The huge Kavkaz-2008 military exercise conducted near the Georgian border just before the outbreak of the war.

The evacuation of the population of the South Ossetian capital Tskhinvali before the war.

The surprising presence of a huge group of about fifty Russian journalists from the most important Russian press media and TV stations in Tskhinvali two days before the war began.

The active preparation for participation in the war by Cossack militias from Russia before the outbreak of war.

The incursion of regular Russian troops into South Ossetia before the outbreak of war.

According to Wesley K. Clark and Peter L. Levin, “Russia has already perpetrated denial-of-service attacks against entire countries, including Estonia, in the spring of 2007—an attack that blocked the Web sites of several banks and the prime minister’s Web site—and Georgia, during the war of August 2008. In fact, shortly before the violence erupted, Georgia’s government claimed that a number of state computers had been commandeered by Russian hackers and that the Georgian Ministry of Foreign Affairs had been forced to relocate its Web site to Blogger, a free service run by Google.”[1] In the case of Georgia this would mean that the Russian cyber war already started before the hostilities began.

The Russian 58th Army is Russia’s main military force in the North Caucasus. In the weeks before the invasion it conducted major exercises with the code name “Kavkaz-2008” (Caucasus 2008). These exercises took place in North Ossetia, just north of the Georgian border. It was a combined forces exercise in which the Russian air force and the Black Sea Fleet also took part. The official reason for the exercise was to improve the army’s preparedness to fight terrorism. However, “such a force was hardly of great utility in fighting terrorists in the mountains, but it was ideal for a conventional invasion of a neighbor. In fact, this exercise was a trial run for the invasion about to take place. . . . It was de facto a war game to invade Georgia.”[2] When, on August 2, the exercise officially ended, the troops did not return to their barracks, but remained deployed in the frontier region with Georgia. According to Andrey Illarionov, “the build-up culminated with the amassing of 80,000 regular troops and paramilitaries close to the Georgian border, at least 60,000 of which participated in the August war.”[3]

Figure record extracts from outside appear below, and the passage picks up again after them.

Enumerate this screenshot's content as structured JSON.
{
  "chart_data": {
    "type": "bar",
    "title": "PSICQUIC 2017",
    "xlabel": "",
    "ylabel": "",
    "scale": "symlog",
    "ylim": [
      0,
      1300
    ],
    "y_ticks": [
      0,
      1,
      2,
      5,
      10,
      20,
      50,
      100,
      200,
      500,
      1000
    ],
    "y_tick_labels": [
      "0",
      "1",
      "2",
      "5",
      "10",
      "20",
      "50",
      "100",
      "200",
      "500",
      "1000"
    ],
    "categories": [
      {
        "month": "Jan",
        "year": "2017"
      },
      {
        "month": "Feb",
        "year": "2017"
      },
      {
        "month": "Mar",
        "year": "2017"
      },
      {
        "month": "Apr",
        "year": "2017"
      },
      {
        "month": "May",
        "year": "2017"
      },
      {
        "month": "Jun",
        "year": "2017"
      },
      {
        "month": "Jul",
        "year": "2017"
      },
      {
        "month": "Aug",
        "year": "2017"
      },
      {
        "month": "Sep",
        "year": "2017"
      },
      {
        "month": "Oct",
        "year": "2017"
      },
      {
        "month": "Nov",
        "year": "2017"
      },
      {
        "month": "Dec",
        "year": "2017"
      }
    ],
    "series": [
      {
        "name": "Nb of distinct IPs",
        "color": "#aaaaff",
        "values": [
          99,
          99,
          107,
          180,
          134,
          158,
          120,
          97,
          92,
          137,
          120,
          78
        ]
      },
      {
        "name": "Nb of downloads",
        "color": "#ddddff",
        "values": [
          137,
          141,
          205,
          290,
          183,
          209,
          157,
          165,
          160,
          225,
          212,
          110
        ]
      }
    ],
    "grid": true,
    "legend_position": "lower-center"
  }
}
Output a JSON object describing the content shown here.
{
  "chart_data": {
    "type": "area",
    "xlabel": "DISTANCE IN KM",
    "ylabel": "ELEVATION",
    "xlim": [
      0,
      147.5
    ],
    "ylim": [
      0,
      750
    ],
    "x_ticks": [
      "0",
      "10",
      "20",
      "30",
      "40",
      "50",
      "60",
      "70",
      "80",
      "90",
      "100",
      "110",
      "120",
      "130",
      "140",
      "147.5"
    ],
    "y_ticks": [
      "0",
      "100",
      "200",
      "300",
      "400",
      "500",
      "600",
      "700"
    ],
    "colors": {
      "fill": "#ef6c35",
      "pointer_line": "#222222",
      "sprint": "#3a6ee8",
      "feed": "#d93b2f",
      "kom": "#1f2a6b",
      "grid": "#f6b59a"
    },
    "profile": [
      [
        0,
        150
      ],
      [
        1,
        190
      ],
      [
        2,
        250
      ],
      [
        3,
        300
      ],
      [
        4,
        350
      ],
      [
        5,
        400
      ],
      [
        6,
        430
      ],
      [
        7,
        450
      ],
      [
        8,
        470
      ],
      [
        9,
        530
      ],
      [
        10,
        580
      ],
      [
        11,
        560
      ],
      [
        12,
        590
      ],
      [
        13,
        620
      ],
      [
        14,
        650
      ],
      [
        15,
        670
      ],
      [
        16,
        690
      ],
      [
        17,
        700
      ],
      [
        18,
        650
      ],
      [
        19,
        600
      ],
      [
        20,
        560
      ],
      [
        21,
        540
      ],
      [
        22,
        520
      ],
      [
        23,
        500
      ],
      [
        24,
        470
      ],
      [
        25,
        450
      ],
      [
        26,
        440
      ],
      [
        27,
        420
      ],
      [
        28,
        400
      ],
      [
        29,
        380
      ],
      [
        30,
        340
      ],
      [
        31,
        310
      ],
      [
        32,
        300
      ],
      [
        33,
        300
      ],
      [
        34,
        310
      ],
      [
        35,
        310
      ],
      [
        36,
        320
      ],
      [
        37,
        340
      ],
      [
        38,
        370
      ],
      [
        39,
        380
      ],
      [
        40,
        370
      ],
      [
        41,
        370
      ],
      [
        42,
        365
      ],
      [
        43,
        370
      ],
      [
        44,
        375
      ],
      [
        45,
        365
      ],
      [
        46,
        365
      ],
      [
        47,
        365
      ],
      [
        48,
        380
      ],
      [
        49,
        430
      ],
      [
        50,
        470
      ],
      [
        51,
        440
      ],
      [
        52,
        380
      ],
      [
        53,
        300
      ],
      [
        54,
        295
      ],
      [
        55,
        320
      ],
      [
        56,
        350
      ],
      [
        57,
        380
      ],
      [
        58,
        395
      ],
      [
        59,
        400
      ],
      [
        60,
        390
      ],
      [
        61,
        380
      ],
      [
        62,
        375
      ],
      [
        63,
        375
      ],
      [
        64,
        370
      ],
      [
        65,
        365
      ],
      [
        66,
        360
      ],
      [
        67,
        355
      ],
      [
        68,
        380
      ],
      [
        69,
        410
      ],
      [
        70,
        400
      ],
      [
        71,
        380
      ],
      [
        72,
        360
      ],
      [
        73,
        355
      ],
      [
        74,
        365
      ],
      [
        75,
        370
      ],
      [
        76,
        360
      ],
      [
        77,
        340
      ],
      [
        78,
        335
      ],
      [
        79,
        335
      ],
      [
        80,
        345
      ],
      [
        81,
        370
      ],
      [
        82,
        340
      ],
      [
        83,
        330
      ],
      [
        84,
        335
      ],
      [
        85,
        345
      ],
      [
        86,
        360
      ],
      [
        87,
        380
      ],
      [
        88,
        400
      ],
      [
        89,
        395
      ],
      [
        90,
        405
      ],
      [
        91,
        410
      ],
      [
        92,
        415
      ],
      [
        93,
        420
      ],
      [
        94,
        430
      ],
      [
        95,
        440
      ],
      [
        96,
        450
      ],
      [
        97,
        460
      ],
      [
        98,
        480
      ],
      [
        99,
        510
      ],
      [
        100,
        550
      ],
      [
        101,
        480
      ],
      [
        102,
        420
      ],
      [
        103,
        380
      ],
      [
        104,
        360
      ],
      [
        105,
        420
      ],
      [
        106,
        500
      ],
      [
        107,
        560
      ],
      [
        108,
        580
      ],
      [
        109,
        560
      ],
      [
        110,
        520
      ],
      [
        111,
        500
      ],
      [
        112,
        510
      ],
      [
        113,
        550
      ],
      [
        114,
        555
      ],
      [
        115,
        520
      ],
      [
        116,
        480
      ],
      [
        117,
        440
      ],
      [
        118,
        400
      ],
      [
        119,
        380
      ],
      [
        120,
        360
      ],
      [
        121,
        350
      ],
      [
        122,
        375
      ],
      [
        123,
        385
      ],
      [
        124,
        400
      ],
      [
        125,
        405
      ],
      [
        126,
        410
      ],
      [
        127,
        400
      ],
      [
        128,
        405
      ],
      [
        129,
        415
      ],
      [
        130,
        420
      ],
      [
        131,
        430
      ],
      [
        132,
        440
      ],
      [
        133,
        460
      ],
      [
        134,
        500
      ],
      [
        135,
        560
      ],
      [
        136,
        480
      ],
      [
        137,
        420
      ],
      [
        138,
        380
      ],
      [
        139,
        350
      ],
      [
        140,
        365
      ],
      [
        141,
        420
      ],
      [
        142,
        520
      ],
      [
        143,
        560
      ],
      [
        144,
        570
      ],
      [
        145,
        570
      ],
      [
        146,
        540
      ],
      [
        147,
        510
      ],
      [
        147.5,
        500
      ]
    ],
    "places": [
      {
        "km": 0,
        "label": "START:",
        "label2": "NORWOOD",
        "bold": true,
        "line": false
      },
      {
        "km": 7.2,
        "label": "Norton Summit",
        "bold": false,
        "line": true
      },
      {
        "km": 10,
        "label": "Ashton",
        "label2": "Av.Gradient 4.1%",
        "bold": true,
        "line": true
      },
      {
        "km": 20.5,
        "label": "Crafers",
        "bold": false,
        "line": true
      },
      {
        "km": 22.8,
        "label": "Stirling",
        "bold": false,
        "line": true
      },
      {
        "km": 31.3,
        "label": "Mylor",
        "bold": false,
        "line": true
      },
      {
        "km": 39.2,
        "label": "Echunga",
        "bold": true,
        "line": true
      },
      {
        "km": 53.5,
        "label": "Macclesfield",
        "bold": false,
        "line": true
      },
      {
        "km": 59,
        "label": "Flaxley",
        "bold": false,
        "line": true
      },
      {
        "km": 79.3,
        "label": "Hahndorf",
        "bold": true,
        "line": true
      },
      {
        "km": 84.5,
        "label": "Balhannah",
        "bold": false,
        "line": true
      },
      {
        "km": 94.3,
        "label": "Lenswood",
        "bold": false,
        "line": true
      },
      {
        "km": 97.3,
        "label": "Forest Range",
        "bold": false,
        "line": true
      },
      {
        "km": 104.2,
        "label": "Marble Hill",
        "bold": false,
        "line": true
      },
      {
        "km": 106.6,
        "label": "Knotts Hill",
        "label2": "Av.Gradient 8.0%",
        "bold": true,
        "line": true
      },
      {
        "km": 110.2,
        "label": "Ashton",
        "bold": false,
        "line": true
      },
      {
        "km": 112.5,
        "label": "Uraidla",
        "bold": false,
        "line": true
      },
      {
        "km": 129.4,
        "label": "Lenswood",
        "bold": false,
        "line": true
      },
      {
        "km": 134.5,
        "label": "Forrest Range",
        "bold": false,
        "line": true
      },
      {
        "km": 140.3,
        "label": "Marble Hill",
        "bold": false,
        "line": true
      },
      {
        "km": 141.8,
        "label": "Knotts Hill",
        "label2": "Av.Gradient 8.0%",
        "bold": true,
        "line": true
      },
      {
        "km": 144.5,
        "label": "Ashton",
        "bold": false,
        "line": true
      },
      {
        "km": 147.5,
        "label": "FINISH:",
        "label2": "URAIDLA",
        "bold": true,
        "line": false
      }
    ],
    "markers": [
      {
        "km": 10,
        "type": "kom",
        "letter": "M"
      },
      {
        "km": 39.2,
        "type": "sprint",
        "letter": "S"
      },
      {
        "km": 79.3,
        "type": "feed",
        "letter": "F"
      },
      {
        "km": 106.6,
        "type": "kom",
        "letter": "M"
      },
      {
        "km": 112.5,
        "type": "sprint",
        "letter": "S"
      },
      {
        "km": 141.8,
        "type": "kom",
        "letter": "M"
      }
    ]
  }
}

The evacuation of the population of Tskhinvali was already wholly completed before the outbreak of the hostilities. Up to four thousand South Ossetians had crossed the border to neighboring North Ossetia in the Russian Federation. This exodus, meticulously prepared and organized by the authorities, was not a collective summer holiday, as President Kokoity wanted to make out. It was a preventive measure in a war of which the South Ossetian authorities—including the minister of defense, the Russian General Vasily Lunev (who would soon become the commander-in-chief of the attacking Russian 58th Army), already knew that it was going to take place.